Le Premier ministre maltais Muscat démissionnera en 2020
À la suite de l'enquête sur la mort de Caruana Galizia, le Premier ministre du pays, Joseph Muscat, a annoncé son intention de démissionner et de quitter ses fonctions en 2020.
La décision est intervenue après que de grands groupes de citoyens maltais se sont rassemblés dans la capitale du pays, La Valette, pour exiger sa démission scandant « assassin, assassin » et « honte à vous ».
Dans une déclaration envoyée à la presse, Muscat a expliqué que « Chaque jour de ces deux dernières années, j'ai assumé des responsabilités et pris des décisions. J'ai pris des décisions dans le meilleur intérêt pour la conclusion de l'affaire et suis convaincu que certaines décisions étaient bonnes. »
Il a également invité les manifestants à respecter les institutions et à laisser les autorités poursuivre leur enquête. « Les sensations de véritable tristesse et de colère pour ce meurtre sont justifiées », a poursuivi Muscat. « De la même manière, la violence et le désordre, sous prétexte de protestation, ne sont pas justifiés dans une démocratie ».
Quelques jours plus tôt, le chef d'état-major de Muscat, Schembri, a également décidé de quitter son poste. Il a été emmené par les autorités locales.
L'impact grave de l'enquête sur la mort de Caruana Galizia sur la vie publique de Malte est devenu encore plus important lorsque la même enquête a conduit à la démission du ministre du Tourisme du pays, Konrad Mizzi, et du ministre de l'Économie, Christian Cardona.
Jeux de hasard et mafia à Malte
Le scandale Fenech n'est pas le seul à avoir touché l'industrie florissante des jeux de hasard de Malte impliquant ses relations avec les politiciens nationaux.

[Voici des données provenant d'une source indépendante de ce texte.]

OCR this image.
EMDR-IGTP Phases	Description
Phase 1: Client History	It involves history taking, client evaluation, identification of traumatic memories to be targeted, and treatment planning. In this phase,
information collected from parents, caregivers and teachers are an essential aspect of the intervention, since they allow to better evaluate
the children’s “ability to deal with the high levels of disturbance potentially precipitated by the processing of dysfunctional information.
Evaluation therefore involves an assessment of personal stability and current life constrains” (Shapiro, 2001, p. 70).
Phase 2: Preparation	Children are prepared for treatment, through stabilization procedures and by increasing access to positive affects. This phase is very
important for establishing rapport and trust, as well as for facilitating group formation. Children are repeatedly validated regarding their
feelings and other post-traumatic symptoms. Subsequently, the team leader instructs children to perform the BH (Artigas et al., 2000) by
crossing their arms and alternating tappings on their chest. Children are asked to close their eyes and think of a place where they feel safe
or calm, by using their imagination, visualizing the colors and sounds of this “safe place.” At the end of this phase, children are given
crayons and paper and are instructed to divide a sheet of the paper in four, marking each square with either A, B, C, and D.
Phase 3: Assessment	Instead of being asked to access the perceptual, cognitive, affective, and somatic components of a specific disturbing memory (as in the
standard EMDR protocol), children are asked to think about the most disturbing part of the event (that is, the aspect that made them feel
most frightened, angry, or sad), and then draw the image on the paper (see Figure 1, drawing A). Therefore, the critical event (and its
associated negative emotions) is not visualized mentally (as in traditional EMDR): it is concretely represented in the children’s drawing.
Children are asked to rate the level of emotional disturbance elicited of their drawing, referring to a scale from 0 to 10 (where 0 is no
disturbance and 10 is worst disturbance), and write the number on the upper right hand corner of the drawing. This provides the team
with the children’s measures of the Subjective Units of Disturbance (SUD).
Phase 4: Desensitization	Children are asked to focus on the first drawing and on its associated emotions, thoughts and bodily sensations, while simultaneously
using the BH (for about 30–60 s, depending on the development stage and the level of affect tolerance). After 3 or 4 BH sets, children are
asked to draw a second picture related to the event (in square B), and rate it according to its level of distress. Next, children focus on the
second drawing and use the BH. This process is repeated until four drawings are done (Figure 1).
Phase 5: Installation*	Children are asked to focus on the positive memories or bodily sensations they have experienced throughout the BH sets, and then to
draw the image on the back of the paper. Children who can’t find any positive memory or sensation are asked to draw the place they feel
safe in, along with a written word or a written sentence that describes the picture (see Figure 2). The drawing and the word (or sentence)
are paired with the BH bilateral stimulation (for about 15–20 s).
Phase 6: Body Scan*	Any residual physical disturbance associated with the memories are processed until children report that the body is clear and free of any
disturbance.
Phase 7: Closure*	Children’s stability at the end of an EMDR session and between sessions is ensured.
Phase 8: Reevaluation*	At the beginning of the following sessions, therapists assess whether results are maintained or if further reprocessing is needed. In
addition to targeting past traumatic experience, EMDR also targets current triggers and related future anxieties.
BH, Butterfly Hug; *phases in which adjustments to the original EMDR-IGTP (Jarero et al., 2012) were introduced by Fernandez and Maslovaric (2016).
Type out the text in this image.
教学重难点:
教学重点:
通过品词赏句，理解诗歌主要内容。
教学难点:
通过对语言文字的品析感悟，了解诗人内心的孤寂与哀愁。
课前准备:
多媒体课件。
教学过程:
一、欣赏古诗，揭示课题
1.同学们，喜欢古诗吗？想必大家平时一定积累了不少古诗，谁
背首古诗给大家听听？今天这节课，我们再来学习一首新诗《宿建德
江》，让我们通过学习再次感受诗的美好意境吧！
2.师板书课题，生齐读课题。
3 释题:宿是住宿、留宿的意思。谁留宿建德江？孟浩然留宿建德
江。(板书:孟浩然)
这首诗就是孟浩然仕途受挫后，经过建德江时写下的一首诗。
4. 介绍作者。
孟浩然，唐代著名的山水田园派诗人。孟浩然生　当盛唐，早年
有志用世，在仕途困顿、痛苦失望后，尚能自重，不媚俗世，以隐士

En 2015 déjà, le fils de l'ancien Premier ministre Lawrence Gonzi avait été officiellement visé par une enquête ouverte par la police anti-mafia italienne. S’en est suivi une enquête internationale conduisant à l'arrestation de 41 personnes, ainsi qu'à la saisie de 82 sites de jeux d'argent en ligne et de liquidités et actifs pour plus de 2 milliards d'euros.
Selon les autorités italiennes, les opérations illégales ont été principalement menées par Uniq Group Limited, une société de jeux établie à Malte en 2010 et dirigée par Mario « Mariolino » Gennaro. Gennaro est un homme connu pour ses liens étroits avec l'organisation Ndrangheta.
David Gonzi a finalement été blanchi par le juge préliminaire qui a conclu à sa non-implication dans cette affaire criminelle par manque de preuves.